Submitted to: General and Comparative Endocrinology
Publication Type: Peer Reviewed Journal
Publication Acceptance Date: 10/1/2001
Publication Date: 12/1/2001
Citation: WU, C., PATINO, R., DAVIS JR, K.B., CHANG, X. ESTROGEN RECEPTOR ALPHA AND BETA RNA IN CHANNEL CATFISH TESTIS. ENDOCRINOLOGY GENERAL AND COMPARATIVE. 2001. v. 124. p. 12-20 Interpretive Summary: The female hormone estrogen has been implicated in having some regulatory effect on development and function of the testis in several vertebrates. Estrogen acts by combining with a cellular receptor protein called ER and is found in 2 forms referred to as ER alpha and ER beta. Genetic expression of these receptors can be detected by measuring the RNA, called transcripts, for these proteins. RNA for each of the ERs were found in developing and mature sperm cells and in non-germinal tissue of the testis of mature channel catfish. These data suggest that estrogen, via these receptors has a regulatory role in male gamete development. This information will contribute to the understanding of gonadal differentiation and should help increase the reproductive efficiency of channel catfish.

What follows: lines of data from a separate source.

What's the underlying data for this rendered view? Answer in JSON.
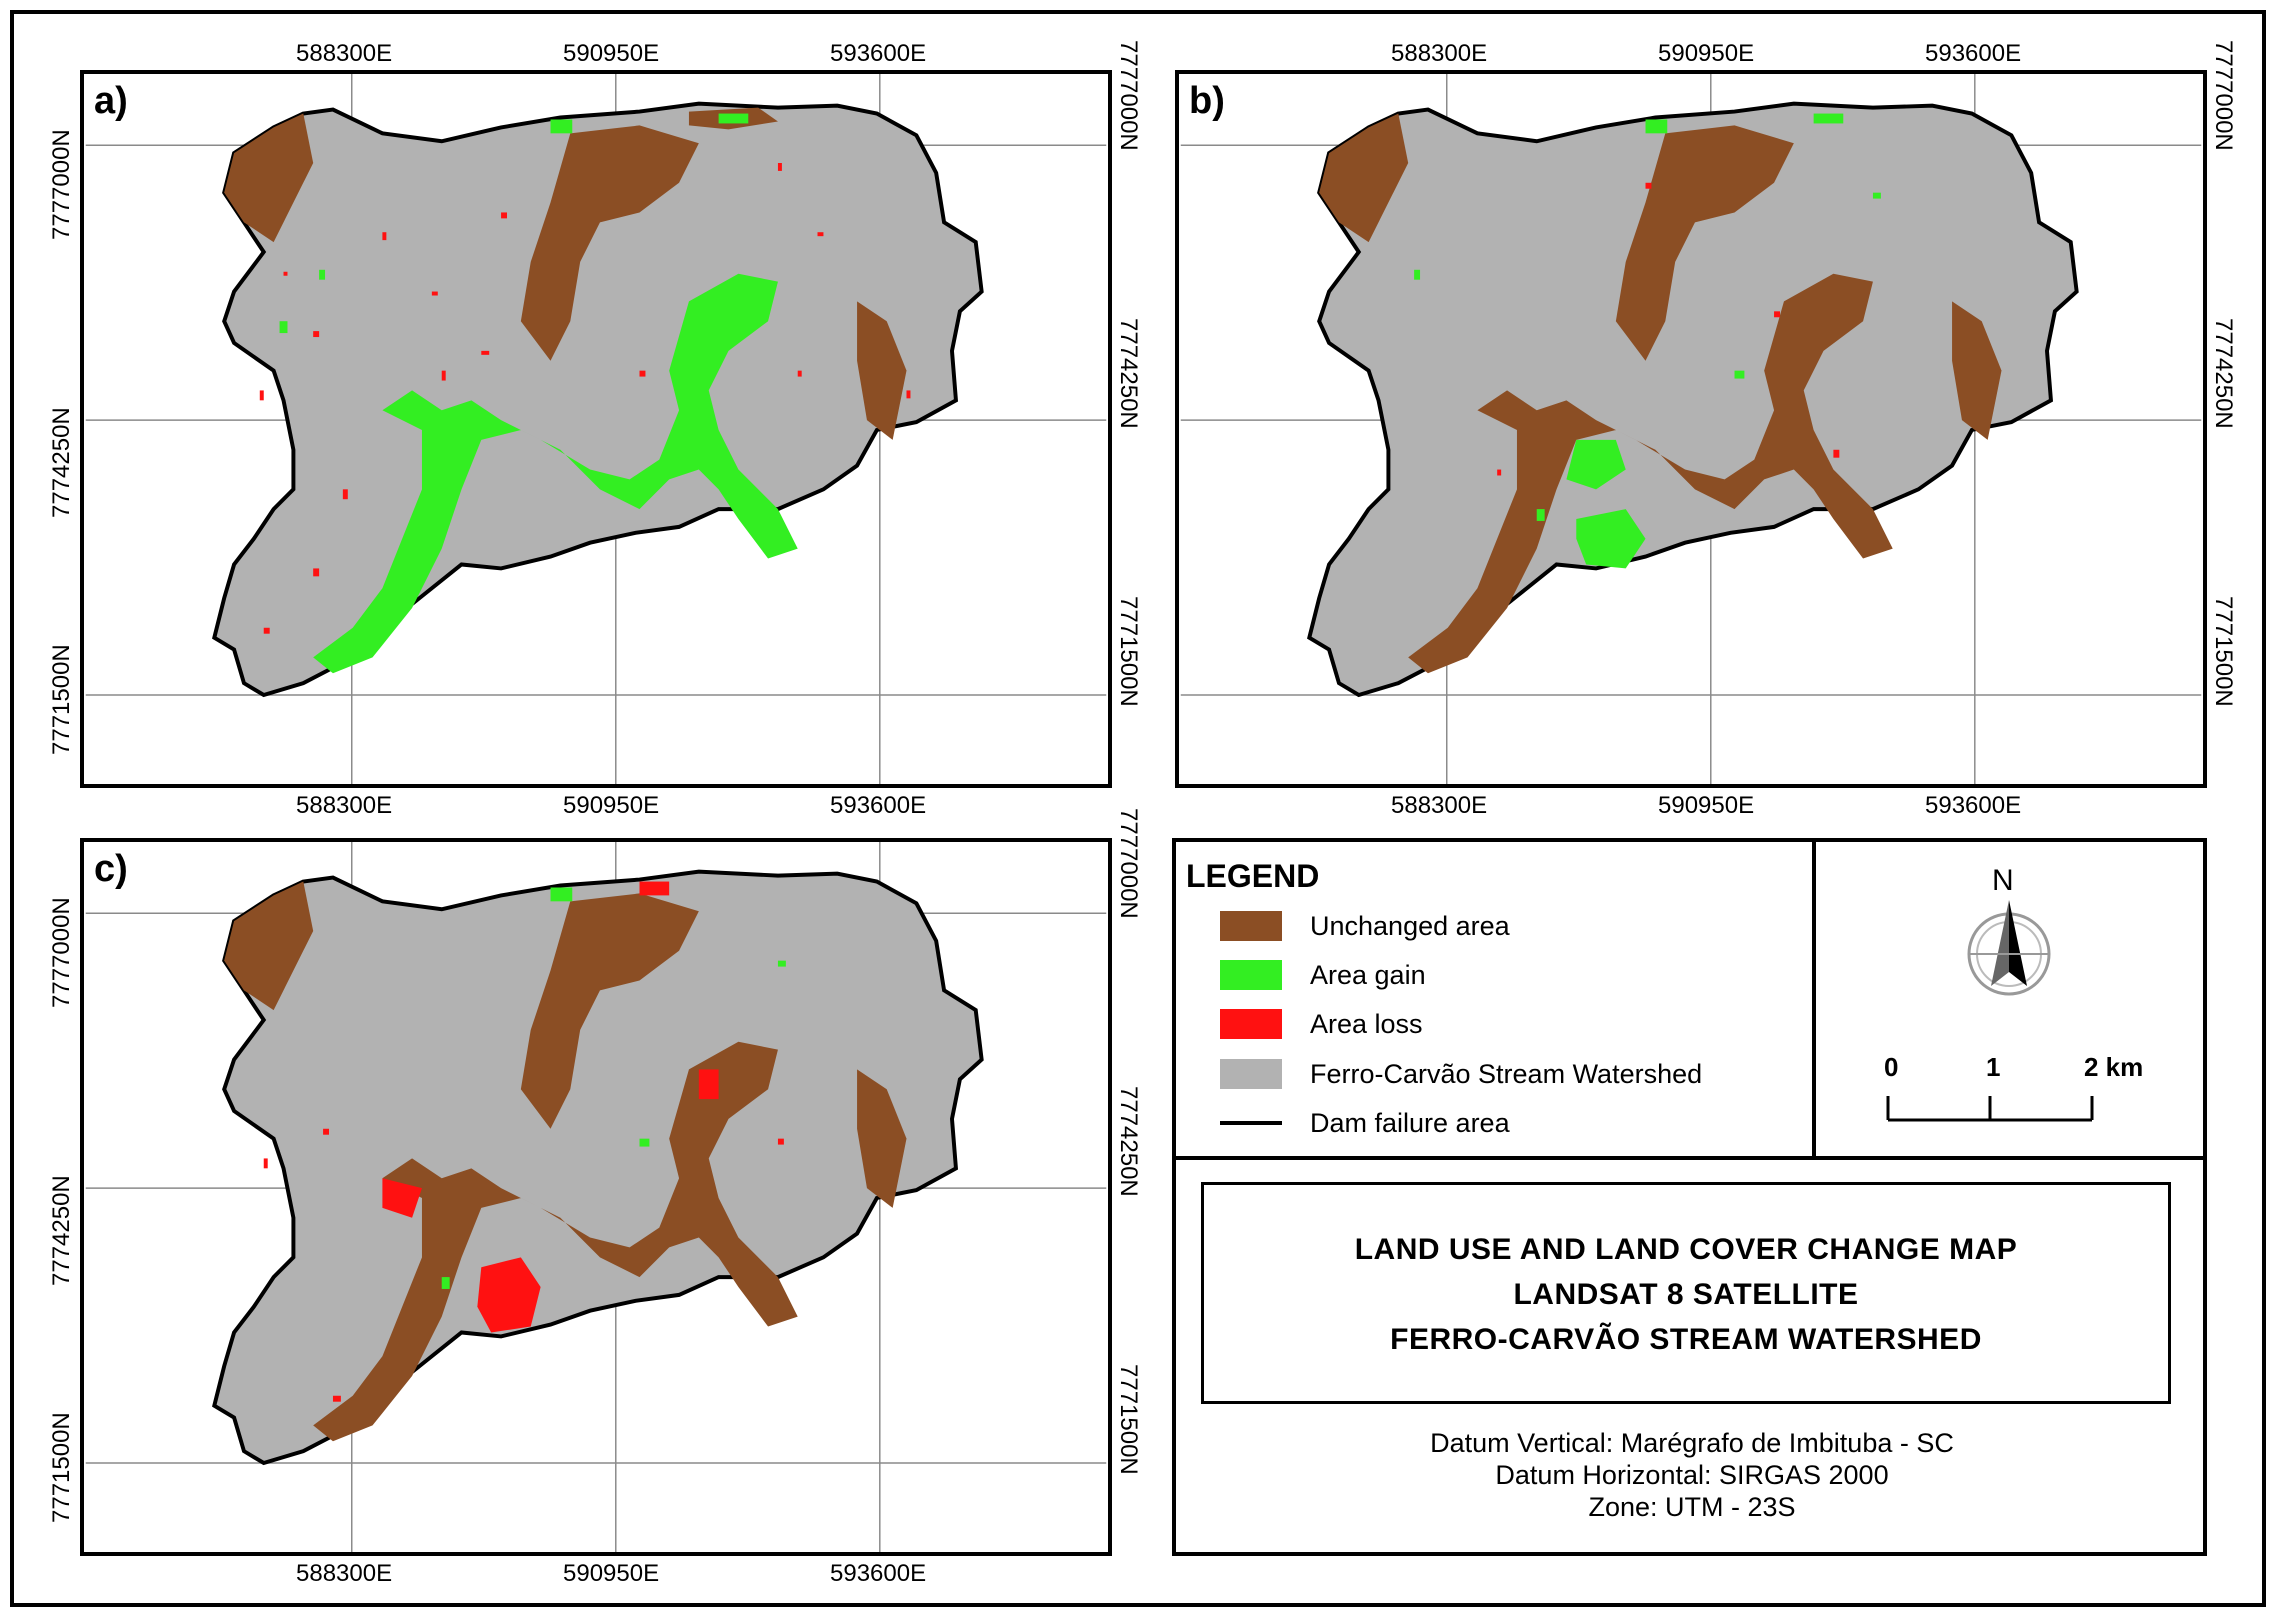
{
  "panels": [
    {
      "label": "a)"
    },
    {
      "label": "b)"
    },
    {
      "label": "c)"
    }
  ],
  "x_ticks": [
    "588300E",
    "590950E",
    "593600E"
  ],
  "y_ticks": [
    "7777000N",
    "7774250N",
    "7771500N"
  ],
  "legend": {
    "title": "LEGEND",
    "items": [
      {
        "label": "Unchanged area",
        "color": "#8B4E24"
      },
      {
        "label": "Area gain",
        "color": "#33EE22"
      },
      {
        "label": "Area loss",
        "color": "#FF1111"
      },
      {
        "label": "Ferro-Carvão Stream Watershed",
        "color": "#B2B2B2"
      },
      {
        "label": "Dam failure area",
        "color": "#000000"
      }
    ]
  },
  "north_arrow": {
    "label": "N"
  },
  "scale_bar": {
    "labels": [
      "0",
      "1",
      "2 km"
    ]
  },
  "title_block": {
    "line1": "LAND USE AND LAND COVER CHANGE MAP",
    "line2": "LANDSAT 8  SATELLITE",
    "line3": "FERRO-CARVÃO STREAM WATERSHED"
  },
  "datum": {
    "vertical": "Datum Vertical: Marégrafo de Imbituba - SC",
    "horizontal": "Datum Horizontal: SIRGAS 2000",
    "zone": "Zone: UTM - 23S"
  }
}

Technical Abstract: The presence and cellular distribution of estrogen receptor (ER) distribution of ER alpha and ER beta gene transcripts in germinal and non-germinal epithelia of the mature testis of channel catfish. PT-PCR of whole testis RNA extracts showed that ER alpha and ER beta RNAs are present in the mature testis. In situ hybridization of histological sections of the germinal epithelium showed that primary spermatocytes contain little or no ER alpha or ER beta RNA. However, both ER Transcripts were present in secondary spermatocytes and spermatids, and their levels were relatively high in mature sperm. The columnar epithelium of the seminal vesicle also contained ER alpha and ER beta RNA, which was concentrated in the apical region of the cell. These data suggest that estrogens, via their receptors, participate in the regulation of male gamete development in channel catfish.